De joelhos fica, como o pedinte.
Redime-se em dar-lhe uma forma e essa é sua particular sepultura.
A sentença que dá à rocha é da sua cabeça.
Também o escultor quis imortalizar a não forma.
A mãe que deixa o seu vinco na carne da terra através do filho.
Poder-lhe-ão chamar egoísmo ou altruísmo, mas isso é só questiúncula moral dentro do homem.
A estátua é o resultado de tudo o que o escultor lhe deu ou recebeu.

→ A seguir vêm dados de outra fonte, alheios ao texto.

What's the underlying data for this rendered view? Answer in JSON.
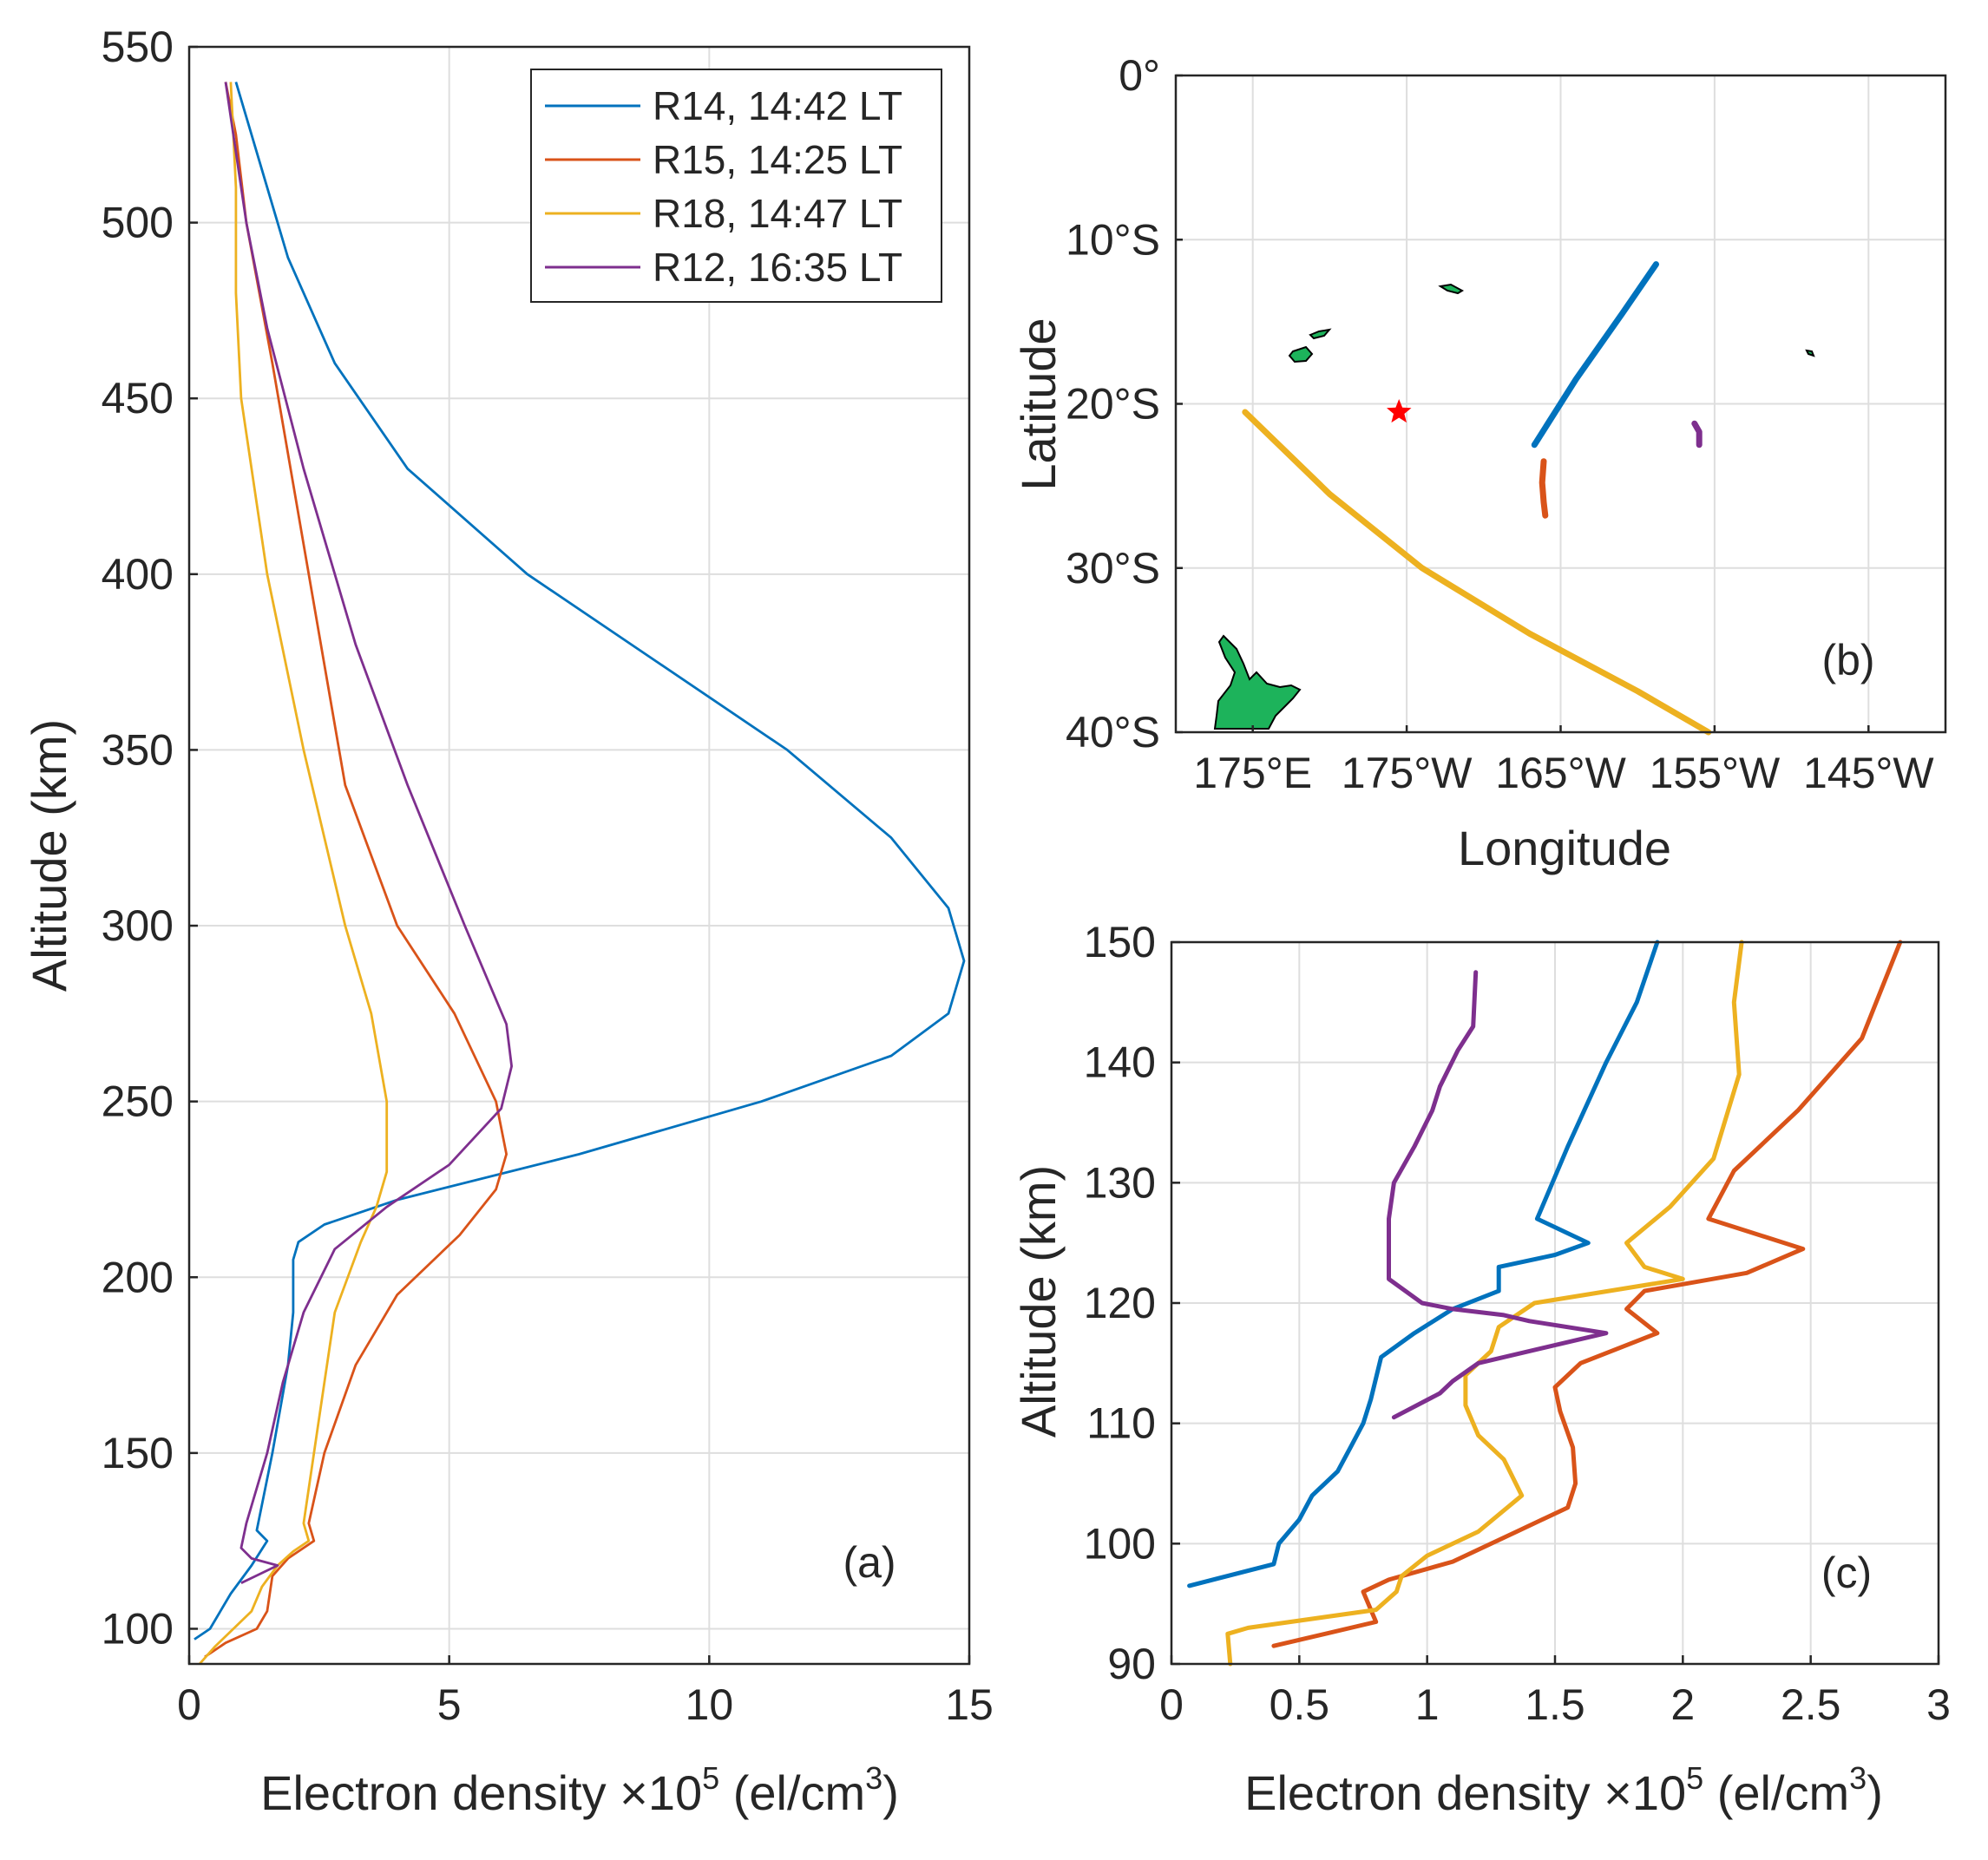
{
  "colors": {
    "R14": "#0072bd",
    "R15": "#d95319",
    "R18": "#edb120",
    "R12": "#7e2f8e",
    "land": "#1db35b",
    "star": "#ff0000"
  },
  "chart_data": [
    {
      "id": "a",
      "type": "line",
      "panel_label": "(a)",
      "xlabel": "Electron density ×10",
      "xlabel_sup": "5",
      "xlabel_tail": " (el/cm",
      "xlabel_sup2": "3",
      "xlabel_end": ")",
      "ylabel": "Altitude (km)",
      "xlim": [
        0,
        15
      ],
      "ylim": [
        90,
        550
      ],
      "xticks": [
        0,
        5,
        10,
        15
      ],
      "xtick_labels": [
        "0",
        "5",
        "10",
        "15"
      ],
      "yticks": [
        100,
        150,
        200,
        250,
        300,
        350,
        400,
        450,
        500,
        550
      ],
      "ytick_labels": [
        "100",
        "150",
        "200",
        "250",
        "300",
        "350",
        "400",
        "450",
        "500",
        "550"
      ],
      "grid": true,
      "legend_position": "top-right",
      "series": [
        {
          "key": "R14",
          "name": "R14, 14:42 LT",
          "x": [
            0.1,
            0.4,
            0.8,
            1.2,
            1.5,
            1.3,
            1.6,
            1.9,
            2.0,
            2.0,
            2.0,
            2.1,
            2.6,
            4.0,
            7.5,
            11.0,
            13.5,
            14.6,
            14.9,
            14.6,
            13.5,
            11.5,
            9.0,
            6.5,
            4.2,
            2.8,
            1.9,
            1.4,
            1.1,
            0.9
          ],
          "y": [
            97,
            100,
            110,
            118,
            125,
            128,
            150,
            175,
            190,
            200,
            205,
            210,
            215,
            222,
            235,
            250,
            263,
            275,
            290,
            305,
            325,
            350,
            375,
            400,
            430,
            460,
            490,
            515,
            530,
            540
          ]
        },
        {
          "key": "R15",
          "name": "R15, 14:25 LT",
          "x": [
            0.3,
            0.7,
            1.3,
            1.5,
            1.6,
            1.9,
            2.4,
            2.3,
            2.6,
            3.2,
            4.0,
            5.2,
            5.9,
            6.1,
            5.9,
            5.1,
            4.0,
            3.0,
            2.3,
            1.6,
            1.1,
            0.9,
            0.7
          ],
          "y": [
            92,
            96,
            100,
            105,
            115,
            120,
            125,
            130,
            150,
            175,
            195,
            212,
            225,
            235,
            250,
            275,
            300,
            340,
            400,
            460,
            500,
            525,
            540
          ]
        },
        {
          "key": "R18",
          "name": "R18, 14:47 LT",
          "x": [
            0.2,
            0.5,
            1.2,
            1.4,
            1.7,
            2.0,
            2.3,
            2.2,
            2.5,
            2.8,
            3.3,
            3.6,
            3.8,
            3.8,
            3.5,
            3.0,
            2.2,
            1.5,
            1.0,
            0.9,
            0.9,
            0.8
          ],
          "y": [
            90,
            95,
            105,
            112,
            118,
            122,
            125,
            130,
            160,
            190,
            210,
            220,
            230,
            250,
            275,
            300,
            350,
            400,
            450,
            480,
            510,
            540
          ]
        },
        {
          "key": "R12",
          "name": "R12, 16:35 LT",
          "x": [
            1.0,
            1.7,
            1.2,
            1.0,
            1.1,
            1.5,
            1.8,
            2.2,
            2.8,
            3.8,
            5.0,
            6.0,
            6.2,
            6.1,
            5.3,
            4.2,
            3.2,
            2.2,
            1.5,
            1.1,
            0.9,
            0.7
          ],
          "y": [
            113,
            118,
            120,
            123,
            130,
            150,
            170,
            190,
            208,
            220,
            232,
            248,
            260,
            272,
            300,
            340,
            380,
            430,
            470,
            500,
            520,
            540
          ]
        }
      ]
    },
    {
      "id": "b",
      "type": "map",
      "panel_label": "(b)",
      "xlabel": "Longitude",
      "ylabel": "Latitude",
      "xlim": [
        170,
        220
      ],
      "ylim": [
        -40,
        0
      ],
      "xticks": [
        175,
        185,
        195,
        205,
        215
      ],
      "xtick_labels": [
        "175°E",
        "175°W",
        "165°W",
        "155°W",
        "145°W"
      ],
      "yticks": [
        0,
        -10,
        -20,
        -30,
        -40
      ],
      "ytick_labels": [
        "0°",
        "10°S",
        "20°S",
        "30°S",
        "40°S"
      ],
      "grid": true,
      "tracks": [
        {
          "key": "R14",
          "lon": [
            193.3,
            196.0,
            199.0,
            201.2
          ],
          "lat": [
            -22.5,
            -18.5,
            -14.5,
            -11.5
          ]
        },
        {
          "key": "R15",
          "lon": [
            193.9,
            193.8,
            193.9,
            194.0
          ],
          "lat": [
            -23.5,
            -24.8,
            -26.0,
            -26.8
          ]
        },
        {
          "key": "R18",
          "lon": [
            174.5,
            180.0,
            186.0,
            193.0,
            200.0,
            204.6
          ],
          "lat": [
            -20.5,
            -25.5,
            -30.0,
            -34.0,
            -37.5,
            -40.0
          ]
        },
        {
          "key": "R12",
          "lon": [
            203.7,
            204.0,
            204.0
          ],
          "lat": [
            -21.2,
            -21.7,
            -22.5
          ]
        }
      ],
      "star": {
        "lon": 184.5,
        "lat": -20.5
      }
    },
    {
      "id": "c",
      "type": "line",
      "panel_label": "(c)",
      "xlabel": "Electron density ×10",
      "xlabel_sup": "5",
      "xlabel_tail": " (el/cm",
      "xlabel_sup2": "3",
      "xlabel_end": ")",
      "ylabel": "Altitude (km)",
      "xlim": [
        0,
        3
      ],
      "ylim": [
        90,
        150
      ],
      "xticks": [
        0,
        0.5,
        1,
        1.5,
        2,
        2.5,
        3
      ],
      "xtick_labels": [
        "0",
        "0.5",
        "1",
        "1.5",
        "2",
        "2.5",
        "3"
      ],
      "yticks": [
        90,
        100,
        110,
        120,
        130,
        140,
        150
      ],
      "ytick_labels": [
        "90",
        "100",
        "110",
        "120",
        "130",
        "140",
        "150"
      ],
      "grid": true,
      "series": [
        {
          "key": "R14",
          "x": [
            0.07,
            0.4,
            0.42,
            0.5,
            0.55,
            0.65,
            0.7,
            0.75,
            0.78,
            0.82,
            0.95,
            1.1,
            1.28,
            1.28,
            1.5,
            1.63,
            1.43,
            1.55,
            1.7,
            1.82,
            1.9
          ],
          "y": [
            96.5,
            98.3,
            100,
            102,
            104,
            106,
            108,
            110,
            112,
            115.5,
            117.5,
            119.5,
            121,
            123,
            124,
            125,
            127,
            133,
            140,
            145,
            150
          ]
        },
        {
          "key": "R15",
          "x": [
            0.4,
            0.8,
            0.75,
            0.85,
            1.1,
            1.35,
            1.55,
            1.58,
            1.57,
            1.52,
            1.5,
            1.6,
            1.9,
            1.78,
            1.85,
            2.25,
            2.47,
            2.1,
            2.2,
            2.45,
            2.7,
            2.85
          ],
          "y": [
            91.5,
            93.5,
            96,
            97,
            98.5,
            101,
            103,
            105,
            108,
            111,
            113,
            115,
            117.5,
            119.5,
            121,
            122.5,
            124.5,
            127,
            131,
            136,
            142,
            150
          ]
        },
        {
          "key": "R18",
          "x": [
            0.23,
            0.22,
            0.3,
            0.8,
            0.88,
            0.9,
            1.0,
            1.2,
            1.37,
            1.3,
            1.2,
            1.15,
            1.15,
            1.25,
            1.28,
            1.42,
            2.0,
            1.85,
            1.78,
            1.95,
            2.12,
            2.22,
            2.2,
            2.23
          ],
          "y": [
            90,
            92.5,
            93,
            94.5,
            96,
            97.3,
            99,
            101,
            104,
            107,
            109,
            111.5,
            114,
            116,
            118,
            120,
            122,
            123,
            125,
            128,
            132,
            139,
            145,
            150
          ]
        },
        {
          "key": "R12",
          "x": [
            0.87,
            1.05,
            1.1,
            1.2,
            1.7,
            1.4,
            1.3,
            1.1,
            0.98,
            0.85,
            0.85,
            0.85,
            0.87,
            0.95,
            1.02,
            1.05,
            1.12,
            1.18,
            1.19
          ],
          "y": [
            110.5,
            112.5,
            113.5,
            115,
            117.5,
            118.5,
            119,
            119.5,
            120,
            122,
            125,
            127,
            130,
            133,
            136,
            138,
            141,
            143,
            147.5
          ]
        }
      ]
    }
  ]
}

Feita à sua medida, tal como o filho, do pai.
Ele come e respira o pó da pedra enquanto a reduz à sua forma mental.
E na pedra que era pura crava a sua sobrevivência.
Pretende-se alargar. Pretendente da existência.
Mas a pedra era só pedra e pedra será.
Ela já era escultura da força dos tempos e dos elementos.
O homem tornou-a apenas em escultura á sua medida.
O tempo e os elementos em pedra bruta a retornarão à sua aparência.
Ai da memória comprada com tanto labor! O céu ganho com tanto louvor na pedra esculpida! Ruína efémera, a vontade do homem em querer parir o sagrado.
Os elementos em pedra pura, retornarão à sua presença a pseudo-escultura.